Low utilization rates were due to several supply-side constraints. The results will advance knowledge about maternal healthcare and mortality and provide a valuable summary to policymakers for developing policies and strategies promoting high-quality maternal healthcare.
孕产妇死亡率是比较各国整体孕产妇健康状况的敏感指标,其非常高的数字表明孕产妇保健工作的失败。柬埔寨、老挝、缅甸和越南-湄公河次区域国家是东南亚地区的低收入国家,其孕产妇死亡率过高。本系统评价旨在总结所有可能影响 CLMV 国家孕产妇死亡的因素。

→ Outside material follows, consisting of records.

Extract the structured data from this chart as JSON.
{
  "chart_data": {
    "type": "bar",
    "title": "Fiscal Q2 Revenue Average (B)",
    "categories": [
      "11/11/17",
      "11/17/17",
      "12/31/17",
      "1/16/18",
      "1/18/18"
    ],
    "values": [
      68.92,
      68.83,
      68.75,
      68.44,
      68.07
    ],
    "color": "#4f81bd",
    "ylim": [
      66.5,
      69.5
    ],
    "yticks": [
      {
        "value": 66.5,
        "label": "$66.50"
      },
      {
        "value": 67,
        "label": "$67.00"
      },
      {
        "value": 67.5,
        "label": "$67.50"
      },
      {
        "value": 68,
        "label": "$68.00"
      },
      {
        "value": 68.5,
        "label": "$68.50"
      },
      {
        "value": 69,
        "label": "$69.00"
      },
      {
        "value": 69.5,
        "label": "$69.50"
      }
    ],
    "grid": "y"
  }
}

本系统评价采用“系统评价和荟萃分析的首选报告项目(PRISMA)清单(2020 年)”,使用三个关键词:“孕产妇死亡率和健康结果”、“孕产妇保健干预措施”和“CLMV 国家”进行文献检索。从三个数据库(PubMed、Google Scholar 和 Hinari)系统地选择了 75 篇全文论文。对纳入论文的一般信息进行描述性分析和关键发现进行定性分析。
母亲家庭收入低、文盲、教育水平低、生活在贫困家庭中、从事农业和非熟练手工劳动等因素导致产前保健不足。母亲的非婚姻状况和与性别相关的工作等因素与人工流产高度相关,而农村妇女、少数民族、母亲知识和态度差、某些社会和文化信仰以及丈夫的影响直接导致了孕产妇保健服务的限制。对孕产妇保健服务较差的结果做出更多贡献的母亲因素包括较低的财富指数五分位数、母亲吸烟和饮酒行为、早婚和晚婚、35 岁以上妊娠、不良生育史、性别暴力经历、多胎和更高的生育间隔。距离医疗保健设施较远的妇女的母婴保健服务需求未得到满足的情况更多。关于孕产妇保健劳动力,医疗保健提供者的质量和数量、医疗保健基础设施的发展以及人力资源管理政策似乎存在争议。关于孕产妇保健服务的使用,流动和外展孕产妇保健服务的提供既不方便又有限。
低利用率是由于几个供应方面的限制。结果将提高人们对孕产妇保健和死亡率的认识,并为政策制定者制定促进高质量孕产妇保健的政策和战略提供有价值的总结。